Like its cousins, it also excels in areas where the item to be cut or sliced through packs a tougher exterior and a softer inside. The fact that they are handy and a go-to tool makes them one of the best kinds of serrated knives to have at home and in the kitchen.
What foods are serrated knives used to cut?
No matter what kind of serrated knife you have, they are great for cutting the following food items:
- Baked items: from bread to cakes and pies, serrated knife key into the crust to provide an even cut where normal knives could be sliding off and causing uneven slices
- Vegetables: especially when the veggie is stubborn on the outside but all sweet on the inside, use the serrated knife to break that barrier
- Fruits: not all kinds of fruits, though. Using serrated knives on fruits like pineapple is better compared to, say, apple which has a softer exterior
- Slippery food surfaces: sometimes, toughness is not the factor to consider when choosing a serrated knife for vegetables or fruits. A normal knife might not make a clean cut of tomatoes, for example, but a serrated knife would have no problem there.
Do Serrated Knives Get Dull?
Like every other kind of knife, there comes a time when the serrated knife will get dull.
The saving grace, however, is that it takes a longer time of use for the average serrated knife to get dull as compared to a normal knife blade. As long as you store and maintain the knife properly, you should not worry about the blade getting dull anytime soon.
When it does get dull, I have created an entire guide on how to sharpen your serrated knife here. I also included the dos and don’ts of the sharpening process so that you don’t damage your knife while trying to get it to work better.
How do you properly store a serrated knife?
If you already store your other knives properly, there is nothing special to see here.
Serrated knives might look like another kind of knife but they are stored the same way:
- Use a knife block – if you don’t have one yet, check out this Wusthof Knife Storage Block on Amazon. You should get a knife block if you have multiple knives in the home/ kitchen
- Keep dry – always dry off your serrated knives after you use them, especially if it comes with a wooden handle. It is also important that you don’t leave the knife in the kitchen sink/ inside water for too long as that could affect the handle.
- Drawers – got kitchen drawers? Store your kitchen knives in them. My mother loves to spread a small cloth/ towel on the floor of the drawer before she puts her knife on top of them. The cloth helps keep the knives from dangling all around the place when the drawer is opened and closed.

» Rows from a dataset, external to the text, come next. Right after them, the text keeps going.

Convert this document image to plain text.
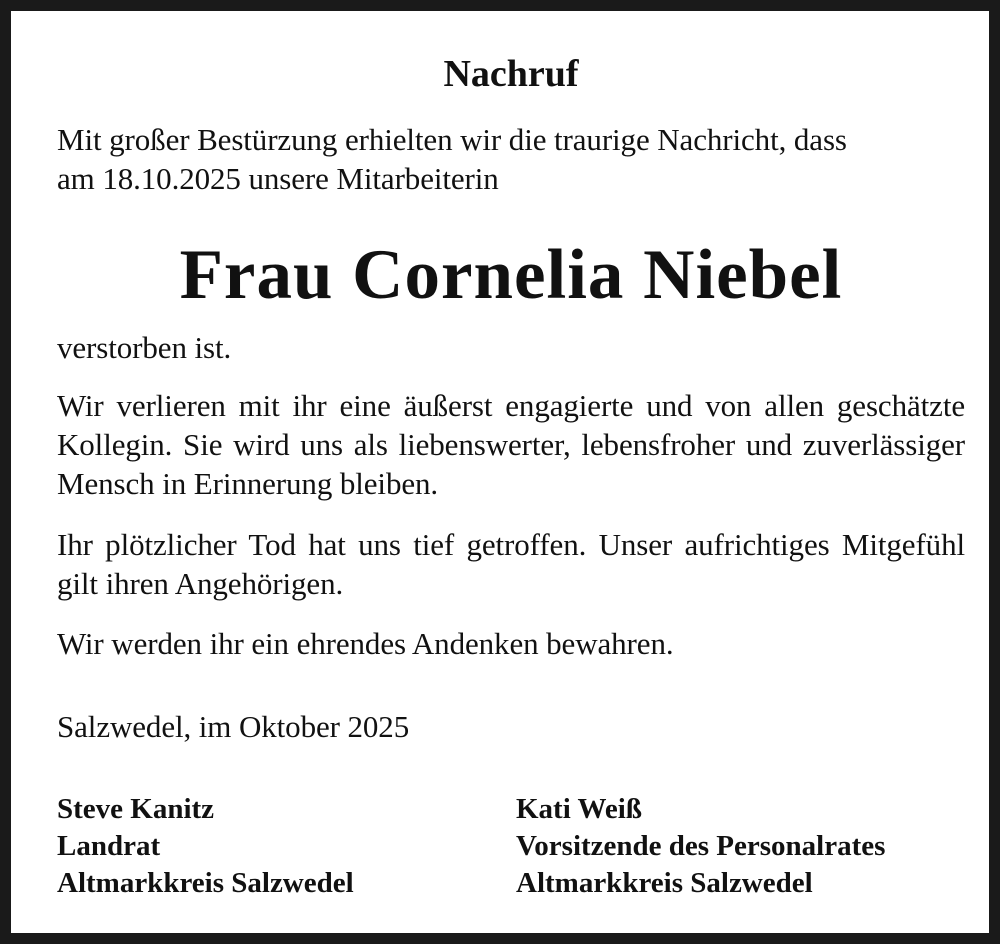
Nachruf
Mit großer Bestürzung erhielten wir die traurige Nachricht, dass
am 18.10.2025 unsere Mitarbeiterin
Frau Cornelia Niebel
verstorben ist.
Wir verlieren mit ihr eine äußerst engagierte und von allen geschätzte Kollegin. Sie wird uns als liebenswerter, lebensfroher und zuverlässiger Mensch in Erinnerung bleiben.
Ihr plötzlicher Tod hat uns tief getroffen. Unser aufrichtiges Mitgefühl gilt ihren Angehörigen.
Wir werden ihr ein ehrendes Andenken bewahren.
Salzwedel, im Oktober 2025
Steve Kanitz
Landrat
Altmarkkreis Salzwedel
Kati Weiß
Vorsitzende des Personalrates
Altmarkkreis Salzwedel
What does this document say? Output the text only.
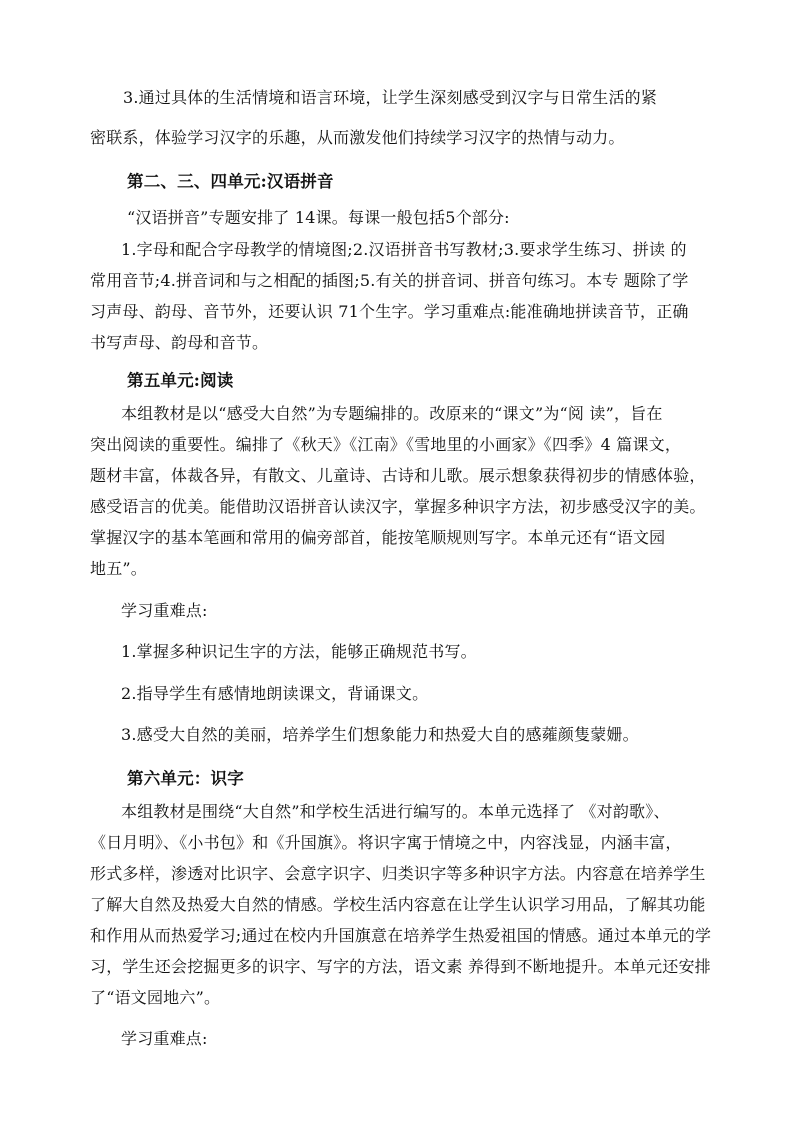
3.通过具体的生活情境和语言环境，让学生深刻感受到汉字与日常生活的紧
密联系，体验学习汉字的乐趣，从而激发他们持续学习汉字的热情与动力。
第二、三、四单元:汉语拼音
“汉语拼音”专题安排了 14课。每课一般包括5个部分:
1.字母和配合字母教学的情境图;2.汉语拼音书写教材;3.要求学生练习、拼读 的
常用音节;4.拼音词和与之相配的插图;5.有关的拼音词、拼音句练习。本专 题除了学
习声母、韵母、音节外，还要认识 71个生字。学习重难点:能准确地拼读音节，正确
书写声母、韵母和音节。
第五单元:阅读
本组教材是以“感受大自然”为专题编排的。改原来的“课文”为“阅 读”，旨在
突出阅读的重要性。编排了《秋天》《江南》《雪地里的小画家》《四季》4 篇课文，
题材丰富，体裁各异，有散文、儿童诗、古诗和儿歌。展示想象获得初步的情感体验，
感受语言的优美。能借助汉语拼音认读汉字，掌握多种识字方法，初步感受汉字的美。
掌握汉字的基本笔画和常用的偏旁部首，能按笔顺规则写字。本单元还有“语文园
地五”。
学习重难点:
1.掌握多种识记生字的方法，能够正确规范书写。
2.指导学生有感情地朗读课文，背诵课文。
3.感受大自然的美丽，培养学生们想象能力和热爱大自的感蕹颜隻蒙姗。
第六单元：识字
本组教材是围绕“大自然”和学校生活进行编写的。本单元选择了 《对韵歌》、
《日月明》、《小书包》和《升国旗》。将识字寓于情境之中，内容浅显，内涵丰富，
形式多样，渗透对比识字、会意字识字、归类识字等多种识字方法。内容意在培养学生
了解大自然及热爱大自然的情感。学校生活内容意在让学生认识学习用品，了解其功能
和作用从而热爱学习;通过在校内升国旗意在培养学生热爱祖国的情感。通过本单元的学
习，学生还会挖掘更多的识字、写字的方法，语文素 养得到不断地提升。本单元还安排
了“语文园地六”。
学习重难点:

- Magnetic wall strips – these have gained popularity over time because they do not impact the knife blade via contact. Thus, they keep your blade sharp and ready to go as soon as possible. They also make for a nice aesthetic in your kitchen, having your knives displayed all around like that. Make sure the magnetic strip is beyond the reach of children, though.
Did I Miss Anything?
I hope not.
Now, you not only know that a serrated knife is not only used for bread but you have an idea of every other thing that they can be used for in the kitchen. Take a new look at your underutilized serrated knife today and start enjoying all the many benefits that it brings you.